A new Reuters investigation says the same crypto infrastructure that helped power President Donald Trump’s crypto venture was also heavily used by Iran’s biggest crypto exchange, Nobitex. The overlap centers around two major blockchain ecosystems: Tron, created by Justin Sun, and BNB Chain, closely tied to Changpeng Zhao and Binance.

According to Reuters, Nobitex processed at least $2.3 billion worth of crypto transactions through Tron and BNB Chain since 2023. Investigators and blockchain analysts say these networks were used by Iranian entities, including institutions linked to the Iranian central bank and the IRGC, to move funds and potentially bypass Western sanctions.

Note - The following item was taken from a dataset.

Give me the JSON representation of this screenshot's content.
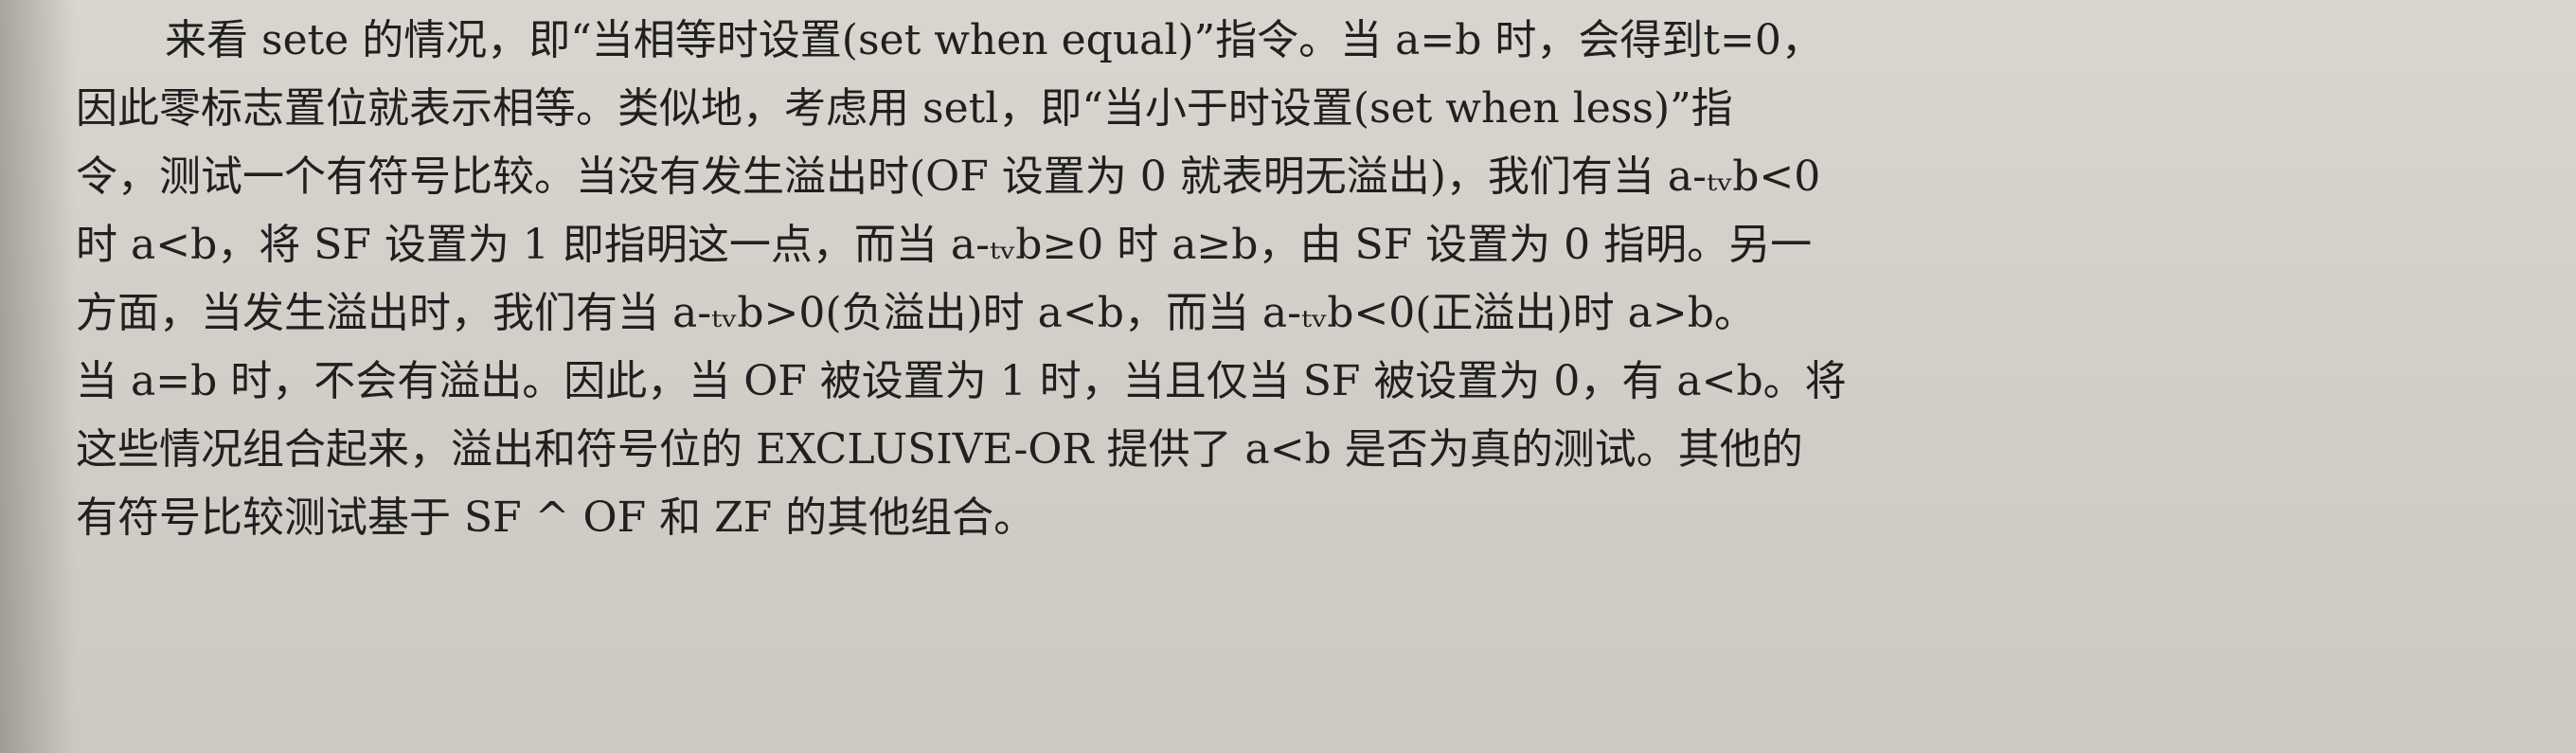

At the same time, both Justin Sun and Binance became important supporters of World Liberty Financial, the Trump family-backed crypto business. Reuters reports that Sun invested heavily in World Liberty’s WLFI token, while Binance supported the project’s USD1 stablecoin ecosystem.

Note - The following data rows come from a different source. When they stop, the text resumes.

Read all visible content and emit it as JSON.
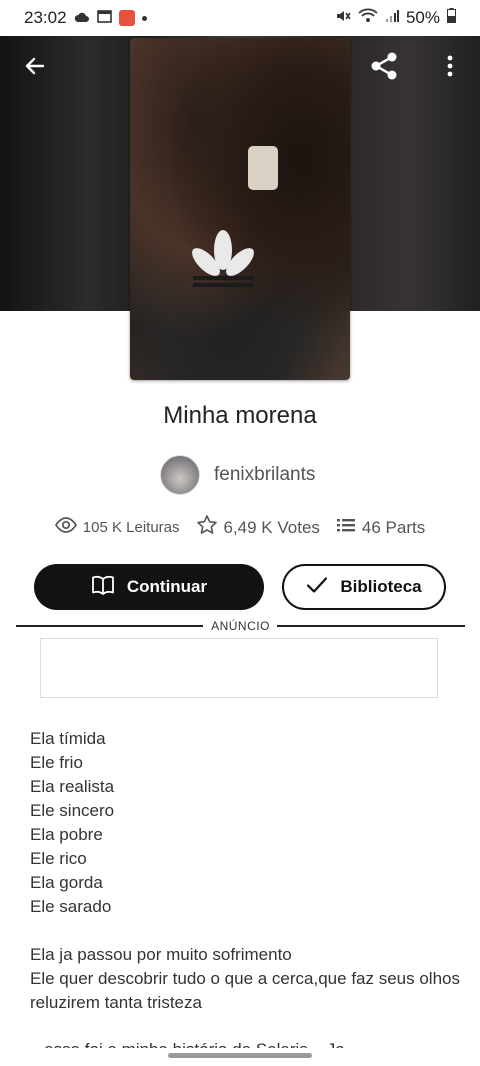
{
  "status_bar": {
    "time": "23:02",
    "battery": "50%",
    "left_icons": [
      "cloud-icon",
      "calendar-icon",
      "app-icon",
      "dot-icon"
    ],
    "right_icons": [
      "mute-icon",
      "wifi-icon",
      "signal-icon",
      "battery-icon"
    ]
  },
  "header": {
    "back_icon": "arrow-left-icon",
    "share_icon": "share-icon",
    "menu_icon": "more-vertical-icon"
  },
  "story": {
    "title": "Minha morena",
    "author": "fenixbrilants",
    "stats": {
      "reads": "105 K Leituras",
      "votes": "6,49 K Votes",
      "parts": "46 Parts"
    }
  },
  "actions": {
    "continue_label": "Continuar",
    "library_label": "Biblioteca"
  },
  "ad": {
    "label": "ANÚNCIO"
  },
  "description": {
    "lines": [
      "Ela tímida",
      "Ele frio",
      "Ela realista",
      "Ele sincero",
      "Ela pobre",
      "Ele rico",
      "Ela gorda",
      "Ele sarado"
    ],
    "para2_line1": "Ela ja passou por muito sofrimento",
    "para2_line2": "Ele quer descobrir tudo o que a cerca,que faz seus olhos",
    "para2_line3": "reluzirem tanta tristeza",
    "cut_off": "...essa foi a minha história de Solaris ...Ja..."
  },
  "colors": {
    "button_dark": "#121212",
    "text_main": "#222222",
    "text_muted": "#555555"
  }
}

The article does not claim Trump or his family knowingly worked with Iran or Nobitex. Reuters explicitly says there’s no evidence of direct involvement. The issue is more about overlapping financial infrastructure and political optics: the same blockchain systems boosting Trump-linked crypto projects were also enabling large-scale Iranian crypto flows during a period of intense geopolitical conflict.

The report also raises questions about conflicts of interest because the Trump administration has taken a much more crypto-friendly approach since returning to office in 2025. Reuters notes that regulators eased some enforcement actions against crypto firms, and Trump later pardoned Zhao over anti-money-laundering violations tied to Binance.

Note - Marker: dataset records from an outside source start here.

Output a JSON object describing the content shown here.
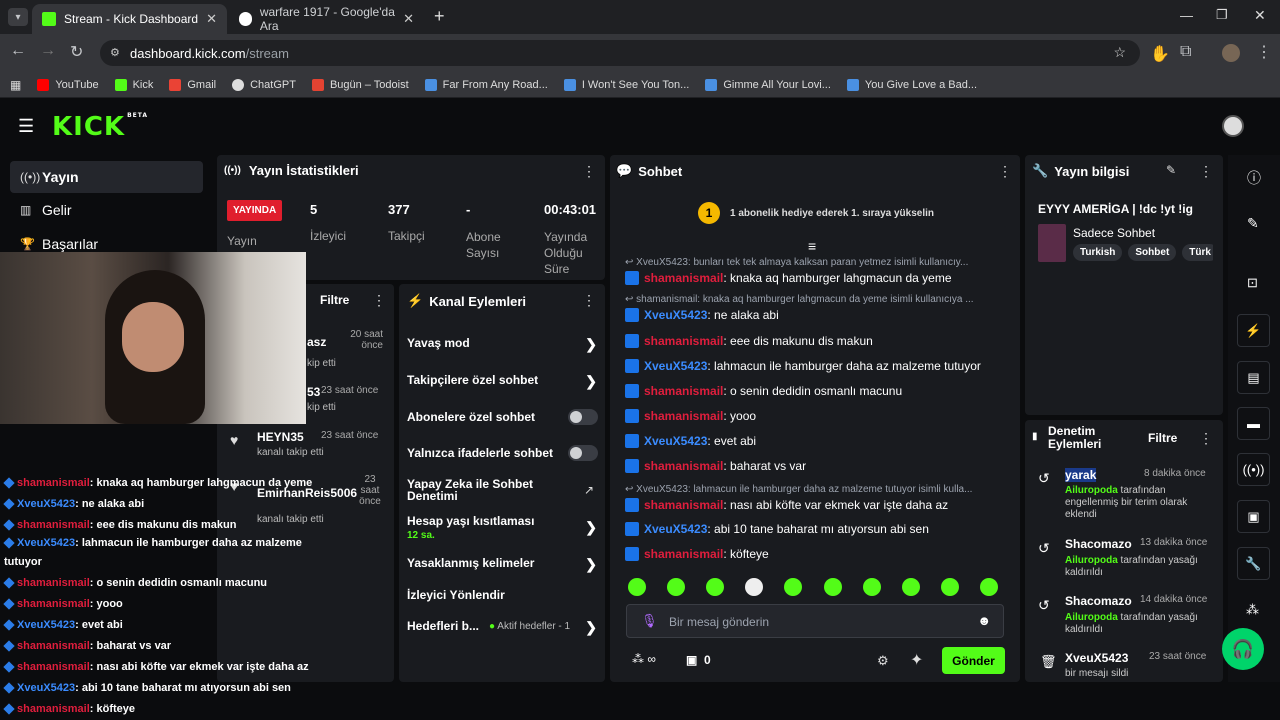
{
  "browser": {
    "tabs": [
      {
        "label": "Stream - Kick Dashboard",
        "active": true
      },
      {
        "label": "warfare 1917 - Google'da Ara",
        "active": false
      }
    ],
    "url_host": "dashboard.kick.com",
    "url_path": "/stream",
    "bookmarks": [
      "YouTube",
      "Kick",
      "Gmail",
      "ChatGPT",
      "Bugün – Todoist",
      "Far From Any Road...",
      "I Won't See You Ton...",
      "Gimme All Your Lovi...",
      "You Give Love a Bad..."
    ]
  },
  "kick": {
    "logo": "KICK",
    "logo_badge": "BETA",
    "brand_color": "#53fc18",
    "sidebar": [
      {
        "label": "Yayın",
        "icon": "broadcast-icon"
      },
      {
        "label": "Gelir",
        "icon": "chart-icon"
      },
      {
        "label": "Başarılar",
        "icon": "trophy-icon"
      }
    ],
    "stats": {
      "title": "Yayın İstatistikleri",
      "live_badge": "YAYINDA",
      "status_label": "Yayın",
      "viewers_value": "5",
      "viewers_label": "İzleyici",
      "followers_value": "377",
      "followers_label": "Takipçi",
      "subs_value": "-",
      "subs_label": "Abone Sayısı",
      "uptime_value": "00:43:01",
      "uptime_label": "Yayında Olduğu Süre"
    },
    "activity": {
      "filter": "Filtre",
      "items": [
        {
          "name": "asz",
          "time": "20 saat önce",
          "desc": "kip etti"
        },
        {
          "name": "53",
          "time": "23 saat önce",
          "desc": "kip etti"
        },
        {
          "name": "HEYN35",
          "time": "23 saat önce",
          "desc": "kanalı takip etti"
        },
        {
          "name": "EmirhanReis5006",
          "time": "23 saat önce",
          "desc": "kanalı takip etti"
        }
      ]
    },
    "channel_actions": {
      "title": "Kanal Eylemleri",
      "items": [
        {
          "label": "Yavaş mod"
        },
        {
          "label": "Takipçilere özel sohbet"
        },
        {
          "label": "Abonelere özel sohbet"
        },
        {
          "label": "Yalnızca ifadelerle sohbet"
        },
        {
          "label": "Yapay Zeka ile Sohbet Denetimi"
        },
        {
          "label": "Hesap yaşı kısıtlaması",
          "sub": "12 sa."
        },
        {
          "label": "Yasaklanmış kelimeler"
        },
        {
          "label": "İzleyici Yönlendir"
        },
        {
          "label": "Hedefleri b...",
          "sub": "Aktif hedefler - 1"
        }
      ]
    },
    "chat": {
      "title": "Sohbet",
      "gift_rank": "1",
      "gift_text": "1 abonelik hediye ederek 1. sıraya yükselin",
      "replies": [
        "XveuX5423: bunları tek tek almaya kalksan paran yetmez isimli kullanıcıy...",
        "shamanismail: knaka aq hamburger lahgmacun da yeme isimli kullanıcıya ...",
        "XveuX5423: lahmacun ile hamburger daha az malzeme tutuyor isimli kulla..."
      ],
      "messages": [
        {
          "user": "shamanismail",
          "text": ": knaka aq hamburger lahgmacun da yeme"
        },
        {
          "user": "XveuX5423",
          "text": ": ne alaka abi"
        },
        {
          "user": "shamanismail",
          "text": ": eee dis makunu dis makun"
        },
        {
          "user": "XveuX5423",
          "text": ": lahmacun ile hamburger daha az malzeme tutuyor"
        },
        {
          "user": "shamanismail",
          "text": ": o senin dedidin osmanlı macunu"
        },
        {
          "user": "shamanismail",
          "text": ": yooo"
        },
        {
          "user": "XveuX5423",
          "text": ": evet abi"
        },
        {
          "user": "shamanismail",
          "text": ": baharat vs var"
        },
        {
          "user": "shamanismail",
          "text": ": nası abi köfte var ekmek var işte daha az"
        },
        {
          "user": "XveuX5423",
          "text": ": abi 10 tane baharat mı atıyorsun abi sen"
        },
        {
          "user": "shamanismail",
          "text": ": köfteye"
        }
      ],
      "input_placeholder": "Bir mesaj gönderin",
      "points": "∞",
      "store_count": "0",
      "send": "Gönder"
    },
    "stream_info": {
      "title": "Yayın bilgisi",
      "stream_title": "EYYY AMERİGA | !dc !yt !ig",
      "category": "Sadece Sohbet",
      "tags": [
        "Turkish",
        "Sohbet",
        "Türk"
      ]
    },
    "moderation": {
      "title": "Denetim Eylemleri",
      "filter": "Filtre",
      "items": [
        {
          "user": "yarak",
          "time": "8 dakika önce",
          "by": "Ailuropoda",
          "text": " tarafından engellenmiş bir terim olarak eklendi"
        },
        {
          "user": "Shacomazo",
          "time": "13 dakika önce",
          "by": "Ailuropoda",
          "text": " tarafından yasağı kaldırıldı"
        },
        {
          "user": "Shacomazo",
          "time": "14 dakika önce",
          "by": "Ailuropoda",
          "text": " tarafından yasağı kaldırıldı"
        },
        {
          "user": "XveuX5423",
          "time": "23 saat önce",
          "by": "",
          "text": "bir mesajı sildi"
        }
      ]
    },
    "overlay": [
      {
        "user": "shamanismail",
        "text": ": knaka aq hamburger lahgmacun da yeme"
      },
      {
        "user": "XveuX5423",
        "text": ": ne alaka abi"
      },
      {
        "user": "shamanismail",
        "text": ": eee dis makunu dis makun"
      },
      {
        "user": "XveuX5423",
        "text": ": lahmacun ile hamburger daha az malzeme"
      },
      {
        "user": "",
        "text": "tutuyor"
      },
      {
        "user": "shamanismail",
        "text": ": o senin dedidin osmanlı macunu"
      },
      {
        "user": "shamanismail",
        "text": ": yooo"
      },
      {
        "user": "XveuX5423",
        "text": ": evet abi"
      },
      {
        "user": "shamanismail",
        "text": ": baharat vs var"
      },
      {
        "user": "shamanismail",
        "text": ": nası abi köfte var ekmek var işte daha az"
      },
      {
        "user": "XveuX5423",
        "text": ": abi 10 tane baharat mı atıyorsun abi sen"
      },
      {
        "user": "shamanismail",
        "text": ": köfteye"
      }
    ]
  }
}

Meanwhile, Binance and Tron both defended themselves by arguing that public blockchains are permissionless networks. Their representatives said they do not directly control who uses the chains, comparing them more to open infrastructure than banks. Tron also said it cooperates with law enforcement and has frozen wallets tied to sanctioned activity in some cases.

The broader takeaway is uncomfortable for the crypto industry: decentralized networks can simultaneously support billion-dollar political ventures, ordinary retail users, and sanctioned state-linked actors — all on the same rails. That’s exactly the kind of contradiction critics of crypto have warned about for years.